Unfortunately, not only is Social Security expected to be insolvent by 2033, but it’s very hard to qualify for disability benefits and they tend to be quite minimal even if you do qualify. As such, the majority of people with significant disabilities live below the poverty line, especially if they have never been able to work or have worked very little prior to acquiring their disability.
Alternative Supports: Private Disability Insurance
Since Social Security programs can be so difficult to access, another option you might want to consider is investing in a private disability insurance policy. Just like other insurance policies, these plans exist to provide you with critical financial supports, and they tend to be much more flexible and generous than the federal programs.
Policies, like those offered by Breeze long-term disability insurance, are a good option for replacing part of your income if you become unable to work due to illness or injury. These policies make it possible to keep up with your bills while focusing on your recovery, rehabilitation, or treatment.
Another benefit of private policies is that, unlike with SSI and SSDI, you can still collect a portion of your long-term disability insurance if you have to take a less intensive, lower-paying job due to your health. A private policy will almost certainly pay out faster than you could qualify for any federal program, as well.
Tackling Your Debt: Negotiations And Discharges
Since your finances are likely to take a hit if you become disabled, it’s important that you have a plan for addressing your existing debt. Paying it down can become excessively burdensome, even if the amount is fairly small. Luckily, you have a few options on this front.
First, if you fall behind on payments, and those bills are put into collections, you can negotiate with the debt collection agency. Most are authorized to accept a reduced payment from the start; especially for older debt, debt collection agencies typically buy debt from the original creditor for a reduced amount in hopes of making some amount of profit on it. Many will go even lower than that first reduced amount in order to resolve the account – especially if you can prove that disability has damaged your financial situation since the debt was incurred.

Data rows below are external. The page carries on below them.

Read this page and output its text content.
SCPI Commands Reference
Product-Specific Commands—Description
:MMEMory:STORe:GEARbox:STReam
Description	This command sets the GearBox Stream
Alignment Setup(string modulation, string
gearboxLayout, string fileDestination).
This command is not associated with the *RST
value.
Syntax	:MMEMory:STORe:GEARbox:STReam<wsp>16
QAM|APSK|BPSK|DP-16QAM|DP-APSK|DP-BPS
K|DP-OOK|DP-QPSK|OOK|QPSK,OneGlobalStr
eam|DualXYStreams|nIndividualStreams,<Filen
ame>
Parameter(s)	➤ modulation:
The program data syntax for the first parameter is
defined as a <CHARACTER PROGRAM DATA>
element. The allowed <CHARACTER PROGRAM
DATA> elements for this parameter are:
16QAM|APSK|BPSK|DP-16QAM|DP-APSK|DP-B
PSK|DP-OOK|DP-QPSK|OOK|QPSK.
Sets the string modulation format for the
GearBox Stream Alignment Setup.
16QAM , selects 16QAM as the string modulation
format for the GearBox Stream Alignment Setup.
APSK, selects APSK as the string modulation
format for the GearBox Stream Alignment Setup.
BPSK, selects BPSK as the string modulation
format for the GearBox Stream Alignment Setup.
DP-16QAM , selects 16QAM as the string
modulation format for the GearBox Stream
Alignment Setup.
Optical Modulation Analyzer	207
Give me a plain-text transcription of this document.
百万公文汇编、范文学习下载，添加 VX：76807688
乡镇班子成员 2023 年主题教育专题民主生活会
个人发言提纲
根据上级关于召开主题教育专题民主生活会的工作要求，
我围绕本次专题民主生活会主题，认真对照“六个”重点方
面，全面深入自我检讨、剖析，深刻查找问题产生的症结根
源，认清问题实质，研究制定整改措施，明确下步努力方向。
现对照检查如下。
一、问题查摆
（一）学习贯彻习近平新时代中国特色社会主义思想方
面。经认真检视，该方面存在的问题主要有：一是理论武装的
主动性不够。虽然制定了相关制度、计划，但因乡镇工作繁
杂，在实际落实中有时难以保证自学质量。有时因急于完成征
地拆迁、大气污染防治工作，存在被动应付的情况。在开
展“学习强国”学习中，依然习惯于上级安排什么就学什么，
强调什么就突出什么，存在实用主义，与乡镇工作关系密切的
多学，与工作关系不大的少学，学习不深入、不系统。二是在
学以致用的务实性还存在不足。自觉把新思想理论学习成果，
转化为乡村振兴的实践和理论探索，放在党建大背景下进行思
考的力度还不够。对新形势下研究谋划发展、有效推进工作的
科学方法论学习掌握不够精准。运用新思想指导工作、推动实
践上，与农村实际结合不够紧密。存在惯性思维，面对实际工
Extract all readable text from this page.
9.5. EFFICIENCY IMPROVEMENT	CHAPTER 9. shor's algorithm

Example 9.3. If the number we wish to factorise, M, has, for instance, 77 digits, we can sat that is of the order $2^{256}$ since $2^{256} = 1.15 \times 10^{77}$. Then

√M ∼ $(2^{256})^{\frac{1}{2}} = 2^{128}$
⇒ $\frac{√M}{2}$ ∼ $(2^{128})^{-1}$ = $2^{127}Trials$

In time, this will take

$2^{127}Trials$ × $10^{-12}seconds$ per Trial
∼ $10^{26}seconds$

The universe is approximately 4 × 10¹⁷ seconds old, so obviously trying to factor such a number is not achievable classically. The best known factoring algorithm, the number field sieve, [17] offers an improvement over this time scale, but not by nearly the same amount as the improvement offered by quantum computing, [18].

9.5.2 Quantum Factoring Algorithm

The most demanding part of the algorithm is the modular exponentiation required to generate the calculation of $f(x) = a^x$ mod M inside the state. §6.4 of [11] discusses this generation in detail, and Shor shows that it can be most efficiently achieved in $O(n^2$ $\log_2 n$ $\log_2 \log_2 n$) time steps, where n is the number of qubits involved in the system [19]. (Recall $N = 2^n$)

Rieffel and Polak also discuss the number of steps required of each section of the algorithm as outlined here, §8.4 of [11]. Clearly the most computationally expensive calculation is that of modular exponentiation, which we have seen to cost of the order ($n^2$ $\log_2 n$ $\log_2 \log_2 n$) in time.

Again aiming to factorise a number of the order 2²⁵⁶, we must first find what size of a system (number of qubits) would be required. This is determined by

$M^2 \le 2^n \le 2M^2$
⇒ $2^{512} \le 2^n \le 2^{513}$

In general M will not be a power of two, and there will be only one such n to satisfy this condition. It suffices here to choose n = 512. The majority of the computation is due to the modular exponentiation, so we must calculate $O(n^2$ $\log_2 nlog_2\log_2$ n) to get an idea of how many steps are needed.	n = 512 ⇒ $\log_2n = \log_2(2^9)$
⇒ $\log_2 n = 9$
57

Another common debt that people have to deal with when they become disabled is student debt. Americans are in the midst of a student debt crisis, and contrary to common belief, it’s people with the least education – often those with incomplete community college degrees or a bachelor’s from a local college – who tend to have the most unmanageable debt.
Luckily, if you have federal student loans, you may be eligible for the government’s disability-based loan discharge program. Again, it can take a while to be approved for this program, but if you can cut through the red tape, it will wipe out your debt.
It’s understandable that people are afraid to talk about disability and even more unwilling to actively plan for it, but ignoring the issue won’t make it go away. You need to know what resources might be available to you and have a plan for your financial future. You’ll have a lot on your plate if you acquire a disability, so tackle this now so you don’t have to worry about it later.